Il faut être précis : il n’existe pas, à notre connaissance, de statistique française permettant de mesurer spécifiquement le nombre de femmes tatouées de force par leur conjoint. Le phénomène apparaît cependant dans des situations documentées de violences conjugales, de coercition, d’exploitation sexuelle et de traite des êtres humains. Ce manque de chiffres ne doit surtout pas conduire à inventer une épidémie dont on ne connaîtrait pas l’ampleur. Mais les cas existent et racontent une forme extrême de domination.
Car un tatouage n’est évidemment pas violent lorsqu’il est choisi. Il peut être intime, magnifique, politique, amoureux ou simplement esthétique. Tout bascule lorsque le consentement disparaît. Maintenir quelqu’un, le menacer pour qu’il accepte, lui imposer un motif ou obtenir son « oui » parce qu’il sait qu’un refus déclenchera des violences n’a plus rien à voir avec l’art du tatouage. La machine devient un instrument de contrainte.
Le geste possède aussi une puissance symbolique particulière. Un bleu finit par disparaître. Une cicatrice peut s’atténuer. Le tatouage, lui, a précisément été inventé pour rester. Dans une relation d’emprise, imposer sa marque sur le corps de sa compagne peut ainsi devenir une manière de prolonger le contrôle jusque dans l’avenir : « même si tu pars, quelque chose de moi restera sur toi ».
Certaines marques peuvent prendre la forme du prénom ou des initiales du conjoint, d’autres de signes dont la signification n’est connue que du couple. Dans des contextes criminels d’exploitation sexuelle, le tatouage peut aller encore plus loin et fonctionner explicitement comme un signe d’appartenance ou d’identification. Il serait toutefois dangereux de considérer automatiquement un tatouage particulier comme la preuve d’une violence : seul le contexte et, surtout, la parole de la personne permettent de comprendre ce qu’il représente.
C’est aussi ce qui rend ces violences difficiles à repérer.
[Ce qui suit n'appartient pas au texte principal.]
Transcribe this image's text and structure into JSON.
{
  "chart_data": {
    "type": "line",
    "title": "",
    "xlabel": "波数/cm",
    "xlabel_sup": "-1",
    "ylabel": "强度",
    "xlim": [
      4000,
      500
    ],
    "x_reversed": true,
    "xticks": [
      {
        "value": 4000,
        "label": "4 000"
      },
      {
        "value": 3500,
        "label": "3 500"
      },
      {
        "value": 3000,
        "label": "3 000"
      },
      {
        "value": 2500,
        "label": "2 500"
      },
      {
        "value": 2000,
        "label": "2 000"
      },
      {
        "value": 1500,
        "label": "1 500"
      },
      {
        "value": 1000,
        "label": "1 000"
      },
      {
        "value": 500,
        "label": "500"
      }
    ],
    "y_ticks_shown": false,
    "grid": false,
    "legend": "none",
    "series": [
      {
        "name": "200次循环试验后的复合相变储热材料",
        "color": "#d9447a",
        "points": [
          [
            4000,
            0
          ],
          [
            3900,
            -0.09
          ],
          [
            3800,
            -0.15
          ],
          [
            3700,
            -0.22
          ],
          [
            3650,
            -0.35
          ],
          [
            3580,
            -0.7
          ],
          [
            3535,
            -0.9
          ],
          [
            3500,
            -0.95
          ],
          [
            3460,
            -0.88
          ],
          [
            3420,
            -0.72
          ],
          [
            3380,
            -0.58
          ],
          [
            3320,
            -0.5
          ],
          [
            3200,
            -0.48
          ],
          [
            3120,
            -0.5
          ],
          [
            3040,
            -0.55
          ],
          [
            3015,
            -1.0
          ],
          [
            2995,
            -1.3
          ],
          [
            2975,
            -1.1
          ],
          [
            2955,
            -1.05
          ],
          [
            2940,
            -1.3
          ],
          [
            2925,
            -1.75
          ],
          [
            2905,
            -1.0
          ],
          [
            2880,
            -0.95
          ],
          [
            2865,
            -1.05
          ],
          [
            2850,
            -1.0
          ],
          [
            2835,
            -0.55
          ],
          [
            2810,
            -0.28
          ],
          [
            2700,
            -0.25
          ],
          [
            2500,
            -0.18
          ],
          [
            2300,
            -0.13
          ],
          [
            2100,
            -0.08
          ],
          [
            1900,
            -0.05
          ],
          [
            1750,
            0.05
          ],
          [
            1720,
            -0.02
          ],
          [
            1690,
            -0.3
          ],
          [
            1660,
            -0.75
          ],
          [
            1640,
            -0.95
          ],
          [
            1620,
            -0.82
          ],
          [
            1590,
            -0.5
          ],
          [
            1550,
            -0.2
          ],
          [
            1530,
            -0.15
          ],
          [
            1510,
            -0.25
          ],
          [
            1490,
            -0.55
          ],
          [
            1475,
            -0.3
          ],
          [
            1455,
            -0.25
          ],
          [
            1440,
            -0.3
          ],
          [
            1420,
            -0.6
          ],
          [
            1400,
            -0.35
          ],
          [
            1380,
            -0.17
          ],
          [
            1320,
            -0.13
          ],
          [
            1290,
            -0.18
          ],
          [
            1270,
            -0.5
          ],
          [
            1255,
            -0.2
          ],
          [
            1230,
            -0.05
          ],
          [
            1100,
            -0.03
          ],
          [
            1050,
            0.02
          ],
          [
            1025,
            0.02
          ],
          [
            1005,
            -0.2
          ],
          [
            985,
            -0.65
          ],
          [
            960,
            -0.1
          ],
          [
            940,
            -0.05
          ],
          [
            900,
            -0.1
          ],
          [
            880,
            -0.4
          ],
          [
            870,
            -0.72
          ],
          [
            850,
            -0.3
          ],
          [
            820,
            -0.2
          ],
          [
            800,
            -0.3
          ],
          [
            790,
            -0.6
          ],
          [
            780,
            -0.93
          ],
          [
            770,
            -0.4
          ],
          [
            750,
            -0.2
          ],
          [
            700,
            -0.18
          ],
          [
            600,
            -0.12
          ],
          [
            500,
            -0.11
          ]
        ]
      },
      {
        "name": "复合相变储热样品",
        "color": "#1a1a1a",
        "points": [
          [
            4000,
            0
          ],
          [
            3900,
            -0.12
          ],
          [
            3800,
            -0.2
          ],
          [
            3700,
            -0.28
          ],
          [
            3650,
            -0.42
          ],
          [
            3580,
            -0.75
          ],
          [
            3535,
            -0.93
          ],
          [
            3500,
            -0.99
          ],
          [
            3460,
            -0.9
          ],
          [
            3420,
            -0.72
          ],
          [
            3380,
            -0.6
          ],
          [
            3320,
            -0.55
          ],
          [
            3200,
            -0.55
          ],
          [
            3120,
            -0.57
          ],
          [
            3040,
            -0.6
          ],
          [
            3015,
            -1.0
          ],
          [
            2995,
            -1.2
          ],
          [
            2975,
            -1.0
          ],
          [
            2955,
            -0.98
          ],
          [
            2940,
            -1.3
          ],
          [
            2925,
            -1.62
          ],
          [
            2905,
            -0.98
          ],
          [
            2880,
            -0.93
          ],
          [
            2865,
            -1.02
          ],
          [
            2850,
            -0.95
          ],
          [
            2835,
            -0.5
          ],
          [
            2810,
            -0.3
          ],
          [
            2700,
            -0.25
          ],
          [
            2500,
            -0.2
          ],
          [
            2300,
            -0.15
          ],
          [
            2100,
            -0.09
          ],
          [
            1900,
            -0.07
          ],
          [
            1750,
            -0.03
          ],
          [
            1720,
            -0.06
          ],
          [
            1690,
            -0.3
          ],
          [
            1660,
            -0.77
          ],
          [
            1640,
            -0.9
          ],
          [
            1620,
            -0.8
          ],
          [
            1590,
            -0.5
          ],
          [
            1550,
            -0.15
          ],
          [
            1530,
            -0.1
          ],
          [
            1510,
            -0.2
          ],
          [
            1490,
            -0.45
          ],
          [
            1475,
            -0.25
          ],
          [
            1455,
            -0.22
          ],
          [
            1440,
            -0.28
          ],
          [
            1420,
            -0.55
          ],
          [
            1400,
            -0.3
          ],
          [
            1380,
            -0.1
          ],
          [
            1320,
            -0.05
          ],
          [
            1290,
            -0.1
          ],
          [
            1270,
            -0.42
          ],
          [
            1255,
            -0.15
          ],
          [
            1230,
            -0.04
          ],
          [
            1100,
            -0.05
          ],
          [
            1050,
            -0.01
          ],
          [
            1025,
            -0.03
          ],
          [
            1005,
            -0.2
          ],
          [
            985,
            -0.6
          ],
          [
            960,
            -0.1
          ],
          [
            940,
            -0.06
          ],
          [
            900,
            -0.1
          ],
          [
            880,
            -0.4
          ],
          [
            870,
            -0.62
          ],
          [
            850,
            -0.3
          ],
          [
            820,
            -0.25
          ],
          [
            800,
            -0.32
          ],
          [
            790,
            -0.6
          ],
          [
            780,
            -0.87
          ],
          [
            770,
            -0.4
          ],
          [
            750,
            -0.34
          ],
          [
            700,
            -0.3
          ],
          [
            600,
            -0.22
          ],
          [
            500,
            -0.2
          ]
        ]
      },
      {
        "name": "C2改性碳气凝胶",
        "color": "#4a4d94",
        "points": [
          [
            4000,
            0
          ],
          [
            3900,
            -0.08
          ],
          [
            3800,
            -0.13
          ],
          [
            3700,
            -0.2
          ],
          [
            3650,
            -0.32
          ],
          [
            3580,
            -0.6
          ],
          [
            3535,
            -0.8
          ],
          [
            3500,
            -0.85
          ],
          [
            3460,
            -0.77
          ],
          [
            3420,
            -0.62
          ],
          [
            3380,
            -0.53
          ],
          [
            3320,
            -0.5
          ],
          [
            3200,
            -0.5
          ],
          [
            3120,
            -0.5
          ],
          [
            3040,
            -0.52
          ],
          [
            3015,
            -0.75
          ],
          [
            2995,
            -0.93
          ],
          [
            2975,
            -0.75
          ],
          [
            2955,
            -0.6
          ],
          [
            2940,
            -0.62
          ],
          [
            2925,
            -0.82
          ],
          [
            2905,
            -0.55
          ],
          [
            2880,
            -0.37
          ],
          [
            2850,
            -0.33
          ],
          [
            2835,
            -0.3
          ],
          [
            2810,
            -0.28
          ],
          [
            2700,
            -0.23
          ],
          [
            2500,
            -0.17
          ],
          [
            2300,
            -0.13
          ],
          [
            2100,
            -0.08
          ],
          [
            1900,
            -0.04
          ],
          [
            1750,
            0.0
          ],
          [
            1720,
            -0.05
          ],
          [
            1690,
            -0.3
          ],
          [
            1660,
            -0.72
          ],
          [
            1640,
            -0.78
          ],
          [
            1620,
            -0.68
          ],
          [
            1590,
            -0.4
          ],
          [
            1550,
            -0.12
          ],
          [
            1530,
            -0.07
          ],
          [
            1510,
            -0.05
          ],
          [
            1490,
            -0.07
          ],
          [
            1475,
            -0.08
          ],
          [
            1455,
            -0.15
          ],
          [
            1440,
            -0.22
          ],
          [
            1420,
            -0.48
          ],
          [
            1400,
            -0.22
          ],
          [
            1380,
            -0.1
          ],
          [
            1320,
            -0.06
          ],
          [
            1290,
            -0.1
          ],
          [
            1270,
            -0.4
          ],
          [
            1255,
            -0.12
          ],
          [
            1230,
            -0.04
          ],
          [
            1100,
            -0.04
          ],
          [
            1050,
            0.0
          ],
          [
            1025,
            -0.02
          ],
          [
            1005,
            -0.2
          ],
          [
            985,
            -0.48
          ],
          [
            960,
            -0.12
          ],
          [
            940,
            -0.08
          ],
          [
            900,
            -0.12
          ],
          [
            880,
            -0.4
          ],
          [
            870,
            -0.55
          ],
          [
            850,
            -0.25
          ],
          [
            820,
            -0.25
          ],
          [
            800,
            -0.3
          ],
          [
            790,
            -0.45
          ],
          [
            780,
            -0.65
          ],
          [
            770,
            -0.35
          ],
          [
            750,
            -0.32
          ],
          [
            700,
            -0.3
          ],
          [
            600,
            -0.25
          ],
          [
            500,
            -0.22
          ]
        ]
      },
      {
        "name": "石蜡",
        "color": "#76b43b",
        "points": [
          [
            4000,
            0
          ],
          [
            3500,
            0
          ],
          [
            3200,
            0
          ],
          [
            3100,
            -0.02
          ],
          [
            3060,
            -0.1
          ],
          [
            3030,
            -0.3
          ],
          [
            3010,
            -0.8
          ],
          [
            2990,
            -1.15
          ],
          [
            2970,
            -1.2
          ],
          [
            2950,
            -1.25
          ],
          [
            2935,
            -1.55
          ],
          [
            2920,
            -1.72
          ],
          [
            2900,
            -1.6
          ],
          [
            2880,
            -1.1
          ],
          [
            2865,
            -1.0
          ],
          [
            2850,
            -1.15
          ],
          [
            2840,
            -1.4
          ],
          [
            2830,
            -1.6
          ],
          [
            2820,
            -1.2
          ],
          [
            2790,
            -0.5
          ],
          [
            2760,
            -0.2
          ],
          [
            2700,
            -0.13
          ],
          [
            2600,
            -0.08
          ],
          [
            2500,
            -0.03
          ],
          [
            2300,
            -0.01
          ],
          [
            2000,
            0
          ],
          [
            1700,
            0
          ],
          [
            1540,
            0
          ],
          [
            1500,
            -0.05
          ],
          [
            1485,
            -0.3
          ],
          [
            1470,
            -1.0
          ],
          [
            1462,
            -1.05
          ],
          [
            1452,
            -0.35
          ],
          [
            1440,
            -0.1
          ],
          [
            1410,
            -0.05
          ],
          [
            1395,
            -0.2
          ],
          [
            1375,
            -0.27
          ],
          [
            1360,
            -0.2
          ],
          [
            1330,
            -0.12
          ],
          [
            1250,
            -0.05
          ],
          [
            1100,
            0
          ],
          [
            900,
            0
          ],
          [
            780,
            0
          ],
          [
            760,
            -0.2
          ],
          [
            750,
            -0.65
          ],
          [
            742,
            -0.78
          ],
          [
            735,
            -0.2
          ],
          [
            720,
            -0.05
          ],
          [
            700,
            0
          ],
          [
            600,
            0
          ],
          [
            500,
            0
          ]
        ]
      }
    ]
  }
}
Une femme peut raconter qu’elle était « d’accord » au moment du tatouage alors qu’elle vivait sous la menace permanente d’un homme violent. Le consentement n’est pas seulement l’absence d’un refus prononcé à haute voix. Il suppose de pouvoir dire non sans craindre d’être frappée, humiliée, abandonnée sans ressources ou menacée.
Après la séparation commence parfois une autre histoire : celle de la réappropriation du corps. Certaines femmes choisissent de conserver le tatouage et d’en modifier elles-mêmes la signification. D’autres le font recouvrir par un nouveau dessin. D’autres encore veulent simplement le faire disparaître et entreprennent un détatouage au laser, processus souvent long, coûteux et imparfait. Il existe d’ailleurs des tatoueurs et des initiatives qui proposent des recouvrements à des personnes ayant subi des violences ou souhaitant effacer les traces symboliques d’une relation abusive.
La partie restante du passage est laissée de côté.